The selling stockholders identified in this prospectus may offer the Shares pursuant to this prospectus from time to time through public or
private transactions at fixed prices, at market prices prevailing at the time of sale, at prices related to prevailing market prices or at privately negotiated prices. The selling stockholders may sell shares to or through underwriters,
broker-dealers or agents, who may receive compensation in the form of discounts, concessions or commissions from the selling stockholders, the purchasers of the shares, or both. For additional information on the methods of sale that may be used by
the selling stockholders, see the section entitled Plan of Distribution on page 12. For a list of the selling stockholders, see the section entitled Selling Stockholders on page 7.
We may amend or supplement this prospectus from time to time by filing amendments or supplements as required. You should carefully read this
prospectus and any amendments or supplements accompanying this prospectus, together with any documents incorporated by reference herein or therein, before you make your investment decision.

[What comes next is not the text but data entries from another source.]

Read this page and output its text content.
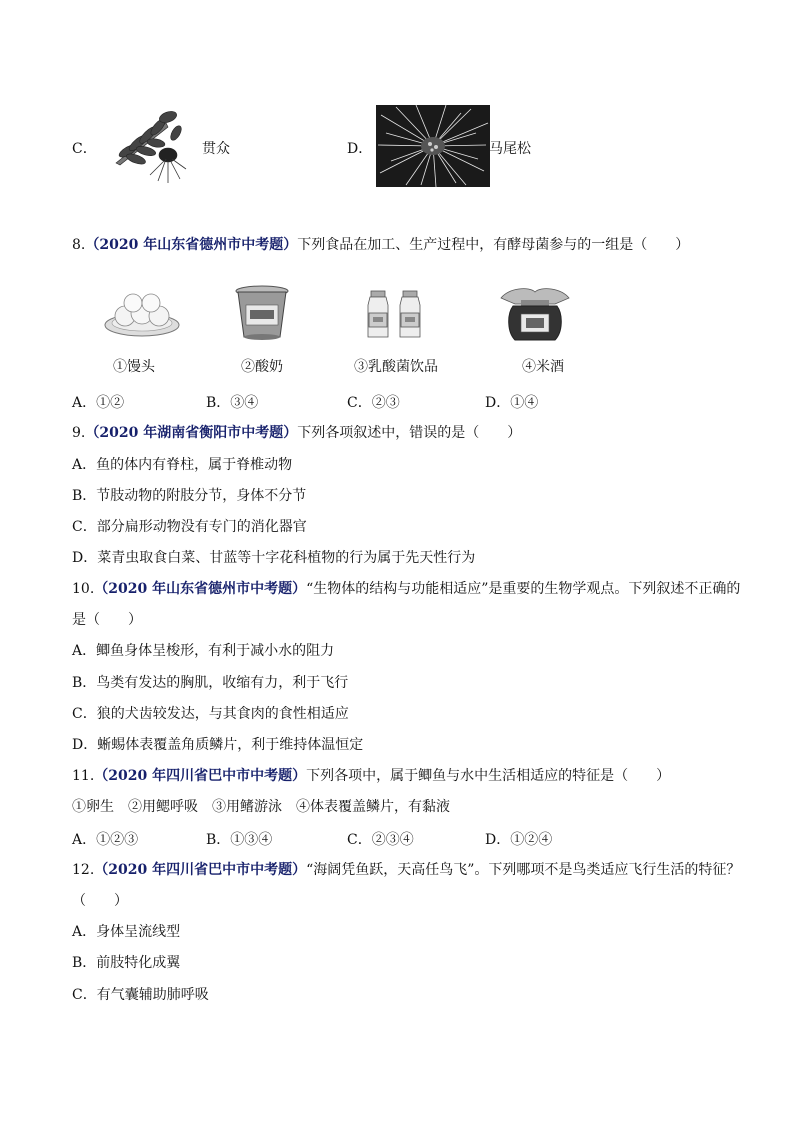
C．	贯众	D．	马尾松
8.（2020 年山东省德州市中考题）下列食品在加工、生产过程中，有酵母菌参与的一组是（　　）
①馒头	②酸奶	③乳酸菌饮品	④米酒
A．①②	B．③④	C．②③	D．①④
9.（2020 年湖南省衡阳市中考题）下列各项叙述中，错误的是（　　）
A．鱼的体内有脊柱，属于脊椎动物
B．节肢动物的附肢分节，身体不分节
C．部分扁形动物没有专门的消化器官
D．菜青虫取食白菜、甘蓝等十字花科植物的行为属于先天性行为
10.（2020 年山东省德州市中考题）“生物体的结构与功能相适应”是重要的生物学观点。下列叙述不正确的
是（　　）
A．鲫鱼身体呈梭形，有利于减小水的阻力
B．鸟类有发达的胸肌，收缩有力，利于飞行
C．狼的犬齿较发达，与其食肉的食性相适应
D．蜥蜴体表覆盖角质鳞片，利于维持体温恒定
11.（2020 年四川省巴中市中考题）下列各项中，属于鲫鱼与水中生活相适应的特征是（　　）
①卵生　②用鳃呼吸　③用鳍游泳　④体表覆盖鳞片，有黏液
A．①②③	B．①③④	C．②③④	D．①②④
12.（2020 年四川省巴中市中考题）“海阔凭鱼跃，天高任鸟飞”。下列哪项不是鸟类适应飞行生活的特征？
（　　）
A．身体呈流线型
B．前肢特化成翼
C．有气囊辅助肺呼吸
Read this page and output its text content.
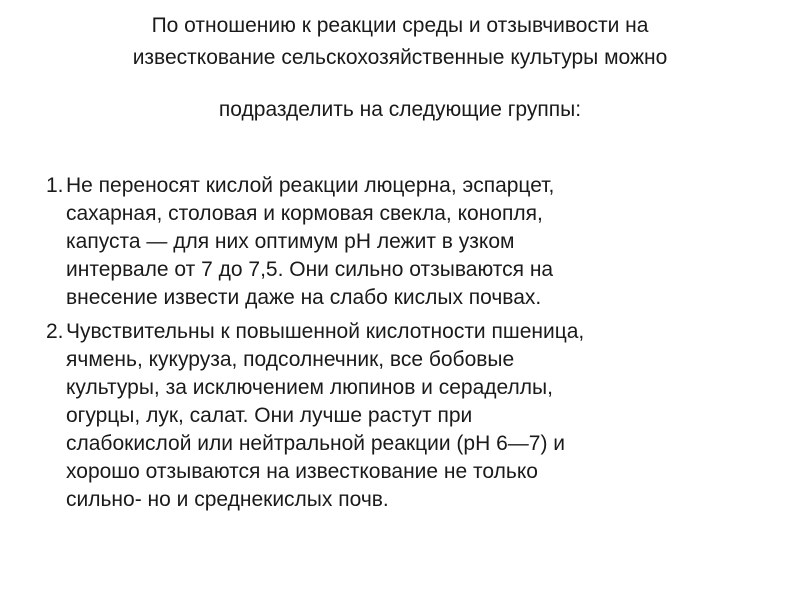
По отношению к реакции среды и отзывчивости на
известкование сельскохозяйственные культуры можно
подразделить на следующие группы:
1. Не переносят кислой реакции люцерна, эспарцет,
сахарная, столовая и кормовая свекла, конопля,
капуста — для них оптимум рН лежит в узком
интервале от 7 до 7,5. Они сильно отзываются на
внесение извести даже на слабо кислых почвах.
2. Чувствительны к повышенной кислотности пшеница,
ячмень, кукуруза, подсолнечник, все бобовые
культуры, за исключением люпинов и сераделлы,
огурцы, лук, салат. Они лучше растут при
слабокислой или нейтральной реакции (рН 6—7) и
хорошо отзываются на известкование не только
сильно- но и среднекислых почв.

The selling stockholders may sell any, all or none of the securities offered by this prospectus and we do not know when or in what amount the
selling stockholders may sell their common shares hereunder following the effective date of the registration statement of which this prospectus forms a part.
We are a smaller reporting company as defined in Rule 12b-2 promulgated under the Securities Exchange
Act of 1934, as amended (the Exchange Act). As such, we have elected to rely on certain reduced public company disclosure requirements. See Implications of Being a Smaller Reporting Company.

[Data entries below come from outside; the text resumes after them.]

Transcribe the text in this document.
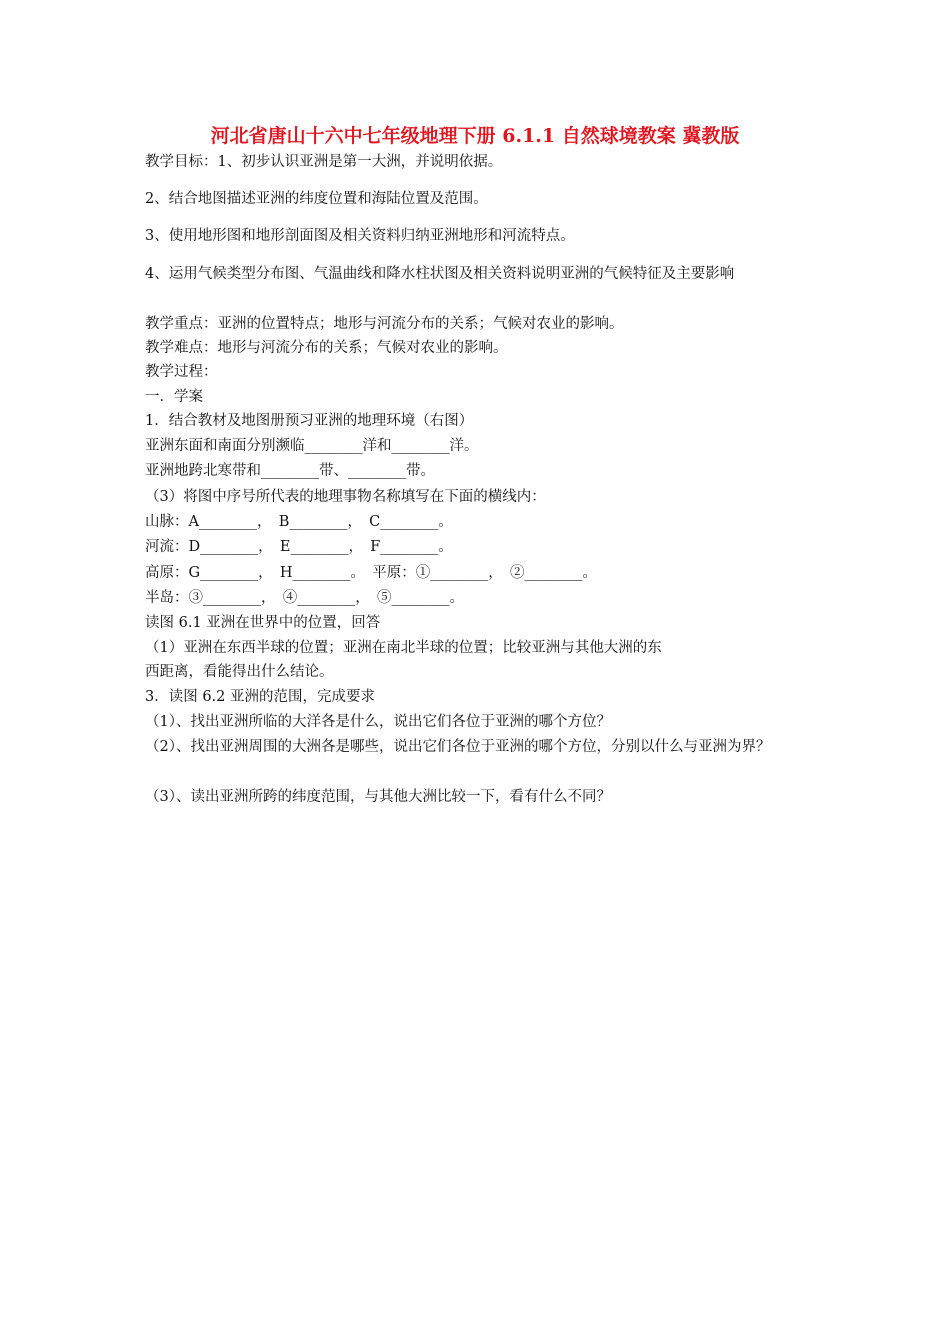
河北省唐山十六中七年级地理下册 6.1.1 自然球境教案 冀教版
教学目标：1、初步认识亚洲是第一大洲，并说明依据。
2、结合地图描述亚洲的纬度位置和海陆位置及范围。
3、使用地形图和地形剖面图及相关资料归纳亚洲地形和河流特点。
4、运用气候类型分布图、气温曲线和降水柱状图及相关资料说明亚洲的气候特征及主要影响
教学重点：亚洲的位置特点；地形与河流分布的关系；气候对农业的影响。
教学难点：地形与河流分布的关系；气候对农业的影响。
教学过程：
一．学案
1．结合教材及地图册预习亚洲的地理环境（右图）
亚洲东面和南面分别濒临________洋和________洋。
亚洲地跨北寒带和________带、________带。
（3）将图中序号所代表的地理事物名称填写在下面的横线内：
山脉：A________，　B________，　C________。
河流：D________，　E________，　F________。
高原：G________，　H________。　平原：①________，　②________。
半岛：③________，　④________，　⑤________。
读图 6.1 亚洲在世界中的位置，回答
（1）亚洲在东西半球的位置；亚洲在南北半球的位置；比较亚洲与其他大洲的东
西距离，看能得出什么结论。
3．读图 6.2 亚洲的范围，完成要求
（1）、找出亚洲所临的大洋各是什么，说出它们各位于亚洲的哪个方位？
（2）、找出亚洲周围的大洲各是哪些，说出它们各位于亚洲的哪个方位，分别以什么与亚洲为界？
（3）、读出亚洲所跨的纬度范围，与其他大洲比较一下，看有什么不同？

Our common stock is listed on The Nasdaq Capital Market under the symbol FBRX. On August 28, 2023, the last reported sale price
of our common stock was $0.8290 per share.
Investing in
our securities involves a high degree of risk. See Risk Factors on page 4 of this prospectus and in the documents incorporated by reference in this prospectus, as updated in the applicable prospectus supplement,
and other future filings we make with the Securities and Exchange Commission that are incorporated by reference into this prospectus, for a discussion of the factors you should consider carefully before deciding to purchase our securities.
Neither the Securities and Exchange Commission nor any state securities commission has approved or disapproved of these securities or
determined if this prospectus is truthful or complete. Any representation to the contrary is a criminal offense.